Ho affidato a Redento Peroni la voce narrante di questa sorta di “Spoon River”, mentre le otto vittime parlano in prima persona. Lui è il sopravvissuto di piazza della Loggia grazie ad una significativa, fortuita, quasi incredibile circostanza. Redento è figlio di gente vessata dal fascismo: manifesta convinto. Mette di continuo la testa fuori e dentro il porticato. Finché Bartolomeo Talenti, operaio di 56 anni, non gli “ordina” di ripararsi dalla pioggia. Un passo indietro che gli salva la vita, anche se avrà poi un costante fischio nell’orecchio e soffrirà di insonnia e angoscia. Nel libro racconta quella giornata e tiene insieme le voci delle vittime fino all’ultimo capitolo. Va anche detto che Peroni aveva individuato in piazza uno strano e anomalo personaggio: «Pantaloni Carota» in base all’abbigliamento, segnalato agli inquirenti nelle prime indagini. Addirittura fu identificato, sottoposto a un confronto all’americana e riconosciuto da Peroni. Ma «Pantaloni Carota» esibirà un alibi, confermato dalla vicina: era a casa con la febbre. Così esce per sempre dalla storia processuale. E a noi resta la rabbia del dubbio…

Di tutta questa memoria di Brescia cosa “passa” nelle nuove generazioni?

Prima, però, voglio confessare che temevo il giudizio dei familiari e degli amici delle vittime e dei sopravvissuti.

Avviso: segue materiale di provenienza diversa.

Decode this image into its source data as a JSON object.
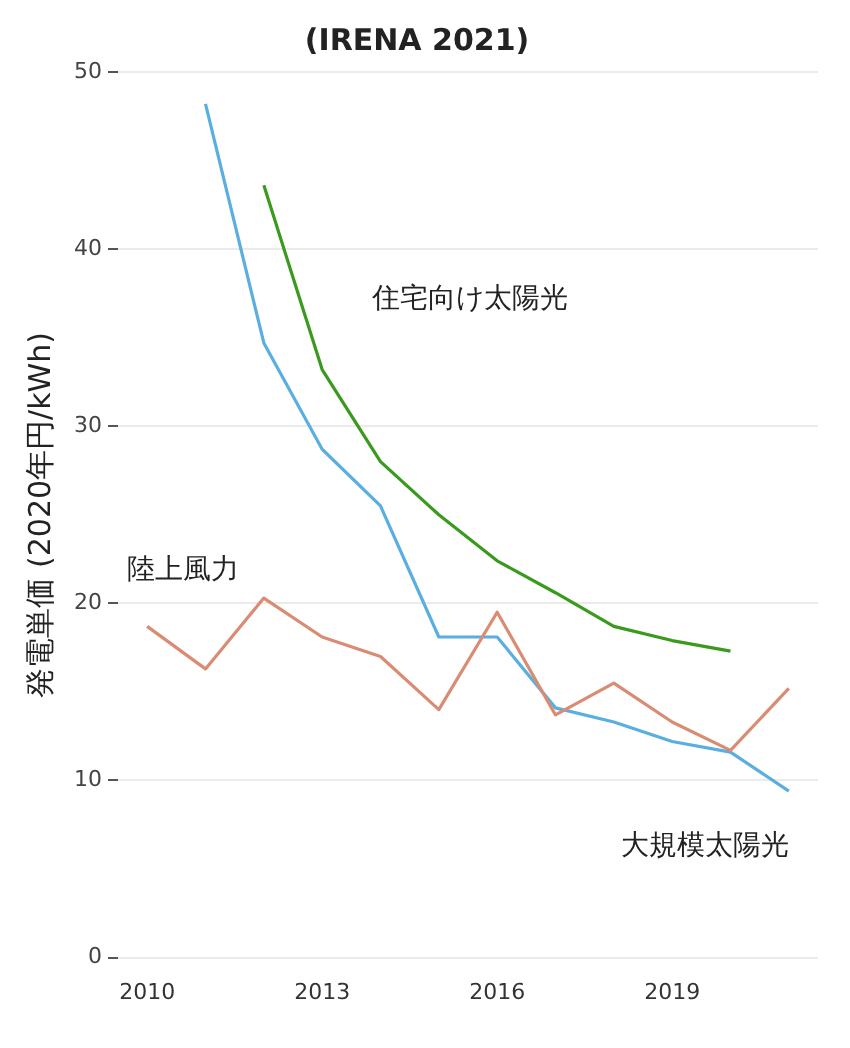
{
  "chart_data": {
    "type": "line",
    "title": "(IRENA 2021)",
    "ylabel": "発電単価 (2020年円/kWh)",
    "xlim": [
      2009.5,
      2021.5
    ],
    "xticks": [
      2010,
      2013,
      2016,
      2019
    ],
    "ylim": [
      0,
      50
    ],
    "yticks": [
      0,
      10,
      20,
      30,
      40,
      50
    ],
    "grid": "y",
    "legend": false,
    "marker": "none",
    "line_style": "solid",
    "series": [
      {
        "name": "住宅向け太陽光",
        "color": "#3a9a1e",
        "x": [
          2012,
          2013,
          2014,
          2015,
          2016,
          2017,
          2018,
          2019,
          2020
        ],
        "values": [
          43.6,
          33.2,
          28.0,
          25.0,
          22.4,
          20.6,
          18.7,
          17.9,
          17.3
        ]
      },
      {
        "name": "陸上風力",
        "color": "#d98c73",
        "x": [
          2010,
          2011,
          2012,
          2013,
          2014,
          2015,
          2016,
          2017,
          2018,
          2019,
          2020,
          2021
        ],
        "values": [
          18.7,
          16.3,
          20.3,
          18.1,
          17.0,
          14.0,
          19.5,
          13.7,
          15.5,
          13.3,
          11.7,
          15.2
        ]
      },
      {
        "name": "大規模太陽光",
        "color": "#5aaee0",
        "x": [
          2011,
          2012,
          2013,
          2014,
          2015,
          2016,
          2017,
          2018,
          2019,
          2020,
          2021
        ],
        "values": [
          48.2,
          34.7,
          28.7,
          25.5,
          18.1,
          18.1,
          14.1,
          13.3,
          12.2,
          11.6,
          9.4
        ]
      }
    ]
  }
}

Per loro, le parole sono ancora carne, coscienza, dolore. Ma Redento, uomo di poche parole, nel teatro gremito mi ha guardato e detto: «Bene!». Insomma, la città non smette di ricordare piazza della Loggia. I giovani di oggi hanno la stessa distanza temporale dall’11 settembre di quella che potevo avere io dalla strage del 1974. Comunque, giro da tempo le scuole superiori e parlo molto con loro. Credo di poter affermare che, nonostante tutto, i giovani sanno “vedere” il dolore. E, quanto meno, dimostrano consapevolezza sul fatto che non bisogna cedere alle pulsioni nichiliste. Capisco bene che per le nuove generazioni terrorismo sia sinonimo di aerei che si schiantano sulle torri gemelle, mentre il Novecento sembra sfumare dentro i manuali scolastici. Ma quella del libro è storia ancora viva, come nella Casa della memoria. Se non altro, perché è ancora più assurdo aver spento otto vite con una bomba nascosta dentro un cestino il giorno della manifestazione unitaria, democratica e pacifica.